Combination of intramuscular and intranasal mRNA vaccination induces more lung-resident memory T cells



In response to COVID-19 outbreaks, mRNA vaccine technology has been rapidly developed and successfully applied. the standard method of immunization with the SARS-CoV-2 mRNA vaccine consists of two intramuscular injections of immunization at 21 or 28 days intervals, followed by a booster immunization several months later.
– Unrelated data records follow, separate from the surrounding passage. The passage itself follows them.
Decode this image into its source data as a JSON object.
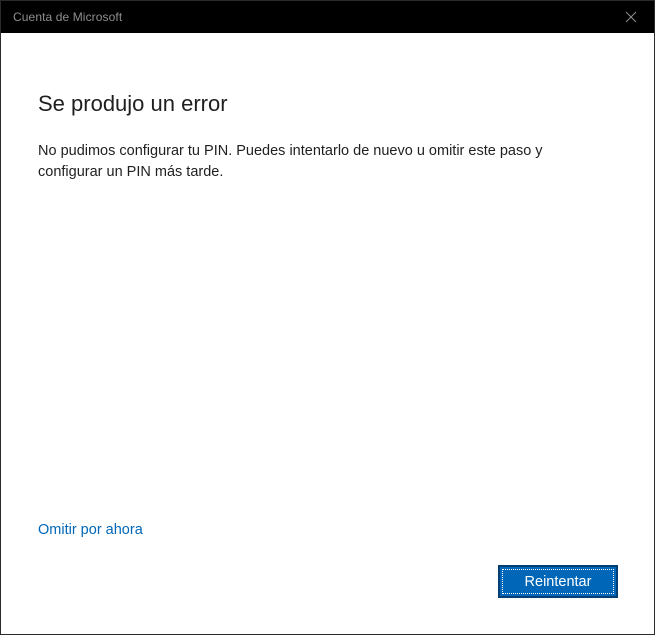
{
  "window": {
    "title": "Cuenta de Microsoft",
    "close_icon": "close-icon"
  },
  "dialog": {
    "heading": "Se produjo un error",
    "message": "No pudimos configurar tu PIN. Puedes intentarlo de nuevo u omitir este paso y configurar un PIN más tarde.",
    "skip_link": "Omitir por ahora",
    "retry_button": "Reintentar"
  },
  "colors": {
    "titlebar": "#000000",
    "accent": "#0067b8",
    "background": "#ffffff"
  }
}
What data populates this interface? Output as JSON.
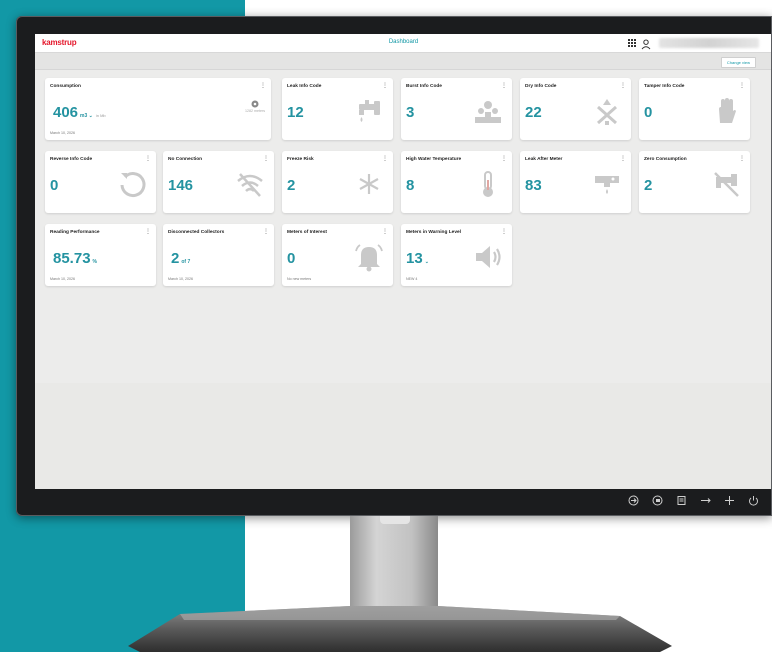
{
  "app": {
    "logo": "kamstrup",
    "title": "Dashboard",
    "change_view": "Change view"
  },
  "tiles": [
    {
      "title": "Consumption",
      "value": "406",
      "unit": "m3 ⌄",
      "sub": "in Mb",
      "foot": "March 10, 2026",
      "note": "1282 meters",
      "icon": "meter-icon"
    },
    {
      "title": "Leak Info Code",
      "value": "12",
      "icon": "faucet-drip-icon"
    },
    {
      "title": "Burst Info Code",
      "value": "3",
      "icon": "burst-icon"
    },
    {
      "title": "Dry Info Code",
      "value": "22",
      "icon": "dry-icon"
    },
    {
      "title": "Tamper Info Code",
      "value": "0",
      "icon": "hand-icon"
    },
    {
      "title": "Reverse Info Code",
      "value": "0",
      "icon": "reverse-icon"
    },
    {
      "title": "No Connection",
      "value": "146",
      "icon": "no-wifi-icon"
    },
    {
      "title": "Freeze Risk",
      "value": "2",
      "icon": "snowflake-icon"
    },
    {
      "title": "High Water Temperature",
      "value": "8",
      "icon": "thermometer-icon"
    },
    {
      "title": "Leak After Meter",
      "value": "83",
      "icon": "pipe-leak-icon"
    },
    {
      "title": "Zero Consumption",
      "value": "2",
      "icon": "zero-consumption-icon"
    },
    {
      "title": "Reading Performance",
      "value": "85.73",
      "unit": "%",
      "foot": "March 10, 2026"
    },
    {
      "title": "Disconnected Collectors",
      "value": "2",
      "unit": "of 7",
      "foot": "March 10, 2026"
    },
    {
      "title": "Meters of Interest",
      "value": "0",
      "foot": "No new meters",
      "icon": "bell-icon"
    },
    {
      "title": "Meters in Warning Level",
      "value": "13",
      "unit": "⌄",
      "foot": "NEW 4",
      "icon": "speaker-icon"
    }
  ],
  "taskbar": {
    "icons": [
      "input-source-icon",
      "pip-icon",
      "menu-icon",
      "arrow-left-icon",
      "arrow-right-icon",
      "power-icon"
    ]
  },
  "colors": {
    "accent": "#1298a6",
    "brand": "#e4172b",
    "value": "#2493a1",
    "background": "#ececeb"
  }
}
Advantages of mRNA vaccines include:

* Strong immunogenicity against CD8+ T and CD4+ T cells

* No carrier immunity, allowing for homologous boosting

* Can be produced rapidly on a large scale

mRNA vaccines for additional diseases, including as influenza and cancers, are now being developed. Although mRAN vaccine activation of T cells in the blood has been thoroughly explored, there has been minimal study targeting antigen-specific T cells in local locations such as the lung. Vaccine stimulation of memory T cells in the lung is a supplementary technique for successful neutralizing antibody production that may potentially provide protection in immunocompromised individuals. However, it is uncertain if mRNA immunization may induce resident memory T cells in the lung.

The University of Minnesota's David Masopust's team released an article in Science Immunology titled "Route of self-amplifying mRNA vaccination modulates the establishment of pulmonary resident memory CD8 and CD4 T cells". The study examines the impact of various immunization methods on mRNA vaccination-induced tissue resident memory CD4+ and CD8+ T lymphocytes.

To investigate whether mRNA vaccine is capable of producing memory T cells, the authors first sensitized mice with 5ug of influenza virus mRNA, followed by a 5ug treatment 28 days later. Antigen-specific CD8+ and CD4+ T cells were tracked in individual tissues using MHC I (H-2Kb NP366-375) and MHC II (I-Ab NP261-277) tetramers. The assay was performed more than 28 days after the last administration. The booster shot increased CD8+ memory T cells in the spleen compared to a single immunization. I-Ab NP261-277 tetramers and CD4 memory T cells were also induced in the lung parenchyma after booster immunization. 38 days after vaccination, the authors subjected mice to intranasal influenza virus infection and found a significant reduction in mortality after immunization.

The authors also compared the effects of different immunization routes on local memory T cells. Compared to intramuscular injection, intranasal immunization induced more CD103 CD8 T cells in the lung parenchyma as well as in the draining lymph nodes, suggesting that the immunization route affects the T cell phenotype induced by local immunization. Given the effects of intranasal immunization on CD8+ T cells, the authors also explored the effects of different immunization routes on antigen-specific CD4+ T cell phenotypes. In contrast, intranasal immunization was found to induce long-lived T follicular helper cells in the draining lymph nodes but not in the lungs.

Intranasal immunization induces more memory CD4+ T cells compared to intramuscular injection. Although different routes resulted in different numbers of memory T cells being produced, both routes were able to induce sufficient resident memory T cells. Finally, the authors tried a combination of two intramuscular and a third booster intranasal mRNA vaccines, and the analysis found that this combination induced higher levels of circulating and lung-resident memory T cells.

This study systematically compared the distribution characteristics of antigen-specific CD8+ and CD4+ memory T cells induced by intramuscular as well as intranasal mRNA vaccination. These data provide possible strategic support for future optimization of vaccines to achieve long-term protective potential.